DORIS SENN

WITSCHI GEHT (PAOLO POLONI)

SELECTION CINEMA

,Künstlerporträt’ ist mehr als eine Genre-Zuweisung des Films Witschi geht von Paolo Poloni. Das (Ab-)Bildnis eines Menschen und die Selbstdarstellung werden sowohl formal als auch inhaltlich im Film wiederholt thematisiert, so gleich zu Beginn, wo sich die Kamera um Witschis kahlen, bekritzelten Kopf dreht und der Maler eines seiner ersten Selbstporträts kommentiert: ein nackter Körper mit verhülltem Blick als Allegorie für die Schwierigkeit, sich selbst in die Augen zu schauen.,Porträt’ als bildliche Umsetzung des menschlichen .Wesens“ wird auch zum Schluß des Films wieder reflektiert: In verschiedenen späteren Selbstdarstellungen des Malers steht nun sein Kopf (mit unverbundenen Augen) im Zentrum der Bilder. Außerdem wird der porträtierende Filmer seinerseits zum abzubildenden Objekt: Hans Witschi malt Paolo Poloni.
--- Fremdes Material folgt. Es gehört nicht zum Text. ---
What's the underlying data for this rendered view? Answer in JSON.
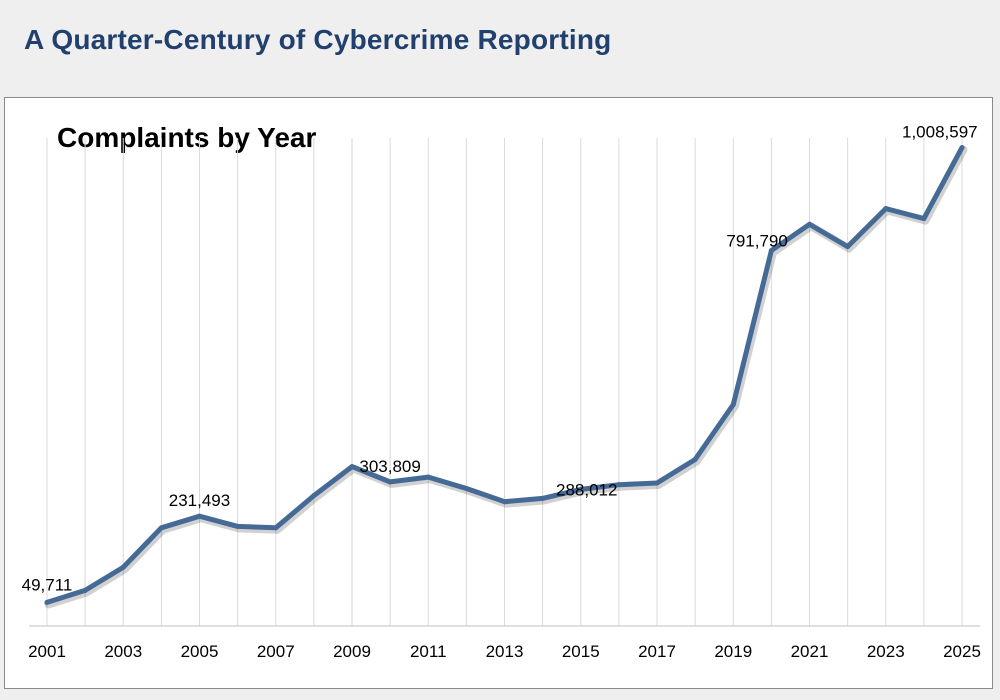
{
  "page": {
    "title": "A Quarter-Century of Cybercrime Reporting"
  },
  "chart_data": {
    "type": "line",
    "title": "Complaints by Year",
    "xlabel": "",
    "ylabel": "",
    "ylim": [
      0,
      1050000
    ],
    "grid": "vertical",
    "legend": "none",
    "x": [
      2001,
      2002,
      2003,
      2004,
      2005,
      2006,
      2007,
      2008,
      2009,
      2010,
      2011,
      2012,
      2013,
      2014,
      2015,
      2016,
      2017,
      2018,
      2019,
      2020,
      2021,
      2022,
      2023,
      2024,
      2025
    ],
    "x_tick_labels": [
      "2001",
      "2003",
      "2005",
      "2007",
      "2009",
      "2011",
      "2013",
      "2015",
      "2017",
      "2019",
      "2021",
      "2023",
      "2025"
    ],
    "series": [
      {
        "color": "#466a96",
        "values": [
          49711,
          75000,
          124000,
          207000,
          231493,
          210000,
          207000,
          275000,
          336000,
          303809,
          314000,
          290000,
          262000,
          269000,
          288012,
          298000,
          301580,
          351000,
          467000,
          791790,
          847000,
          800000,
          880000,
          859000,
          1008597
        ]
      }
    ],
    "data_labels": [
      {
        "index": 0,
        "text": "49,711"
      },
      {
        "index": 4,
        "text": "231,493"
      },
      {
        "index": 9,
        "text": "303,809"
      },
      {
        "index": 14,
        "text": "288,012"
      },
      {
        "index": 19,
        "text": "791,790"
      },
      {
        "index": 24,
        "text": "1,008,597"
      }
    ]
  }
}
Der Film als photographisch-erzählerisches Porträt begleitet Witschi - durch ein Kunststipendium, das ihm einen Aufenthalt in New York ermöglicht, zum Maler „ohne Wenn und Aber“ geworden — auf seiner Schiffsreise in die Staaten. Wir sehen ihn ankommen, sich einrichten und die Malerutensilien für den Gebrauch bereitlegen („Malerei hat mit Ordnung zu tun“). Auf der weißen Leinwand („Am Anfang ist das Chaos ...“) läßt er vor unseren Augen Liniengeflechte entstehen, Farbflächen, die das vorherige verdecken, holt wiederum mit wenigen Strichen Gesicht und Körper aus dem Bild heraus, um sie eine Sequenz weiter wieder zu verwischen, läßt sie neu entstehen, um sie schließlich doch wieder zu übermalen. Die Geschichte dieses Gemäldes zieht sich als roter Faden durch den ganzen Film; seine endgültige Form wollte Witschi vor der Kamera jedoch nicht offenbaren.

Witschi ist gehbehindert. Das Ungelenke seines Körpers kontrastiert mit der Leichtigkeit und Virtuosität seiner Pinselführung. Die Dokumentation seiner persönlichen Vergangenheit und sein physischer Kampf um das Gehen („eigentlich ist meine Familiengeschichte eine Spitalgeschichte“) verdichtet sich in seinem trockenen Witz und seinen philosophischen Betrachtungen zur existentialen Reflexion: Sein Körper ist zum Ausgangspunkt für seine Kreativität geworden. Der Schmerz, der durch den Widerstand der Materie gegen den größten Wunsch der Menschheit, das Aufrechtgehen und die Nichtdeformation, entstehe, wolle er bildlich darstellen, sagt Witschi. Unweigerlich zwingt er uns, über unsere eigene ‚Behinderung’, unser Gefangensein in Materie, Normen und Verhaltensmustern nachzudenken. Seine unstete Suche nach dem Menschenbild reflektiert sich im Schaffensprozeß, den die Kamera in eindrücklicher Weise festhält: Ein Gemälde beinhaltet eigentlich hundert Skizzen und Gemälde — immer wieder ändern Farben, Körperkonturen und -positionen. „Den Leuten gefällt, daß sie sich bei meinen Bildern nicht entscheiden müssen, etwas Präzises, Vorgegebenes zu sehen. Sie müssen sich nicht entscheiden, der Mensch zu sein, der man glaubt, daß sie sein müssen.“ Es scheint jedoch, als entspräche dies in erster Linie Witschis eigenem Bedürfnis und seiner Flucht vor Festlegungen, Erwartungen, Konventionen.

In Opposition zur bald überbordenden, bald verhaltenen Körperlichkeit seiner Figuren steht die urbane Silhouette New Yorks, das nur als Kulisse in Erscheinung tritt, in seiner Größe und Undurchdringlichkeit aber die Fragilität des einzelnen, besonders des behinderten Witschi, betont.

Der Film ist eine sensible Annäherung an den Künstler Witschi und sein Schaffen. Paolo Poloni ist es dabei gelungen, die Dichte und Aussagekraft der Gemälde in filmische Vielschichtigkeit und Polivalenz zu übertragen, die Zuschauenden als Film- und Bildbetrachterlnnen in den Schaffensprozeß und davon ausgehend in die weltanschaulichen Reflexionen miteinbeziehen.

Doris Senn
Freie Filmjournalistin SVFJ, lebt in Zürich.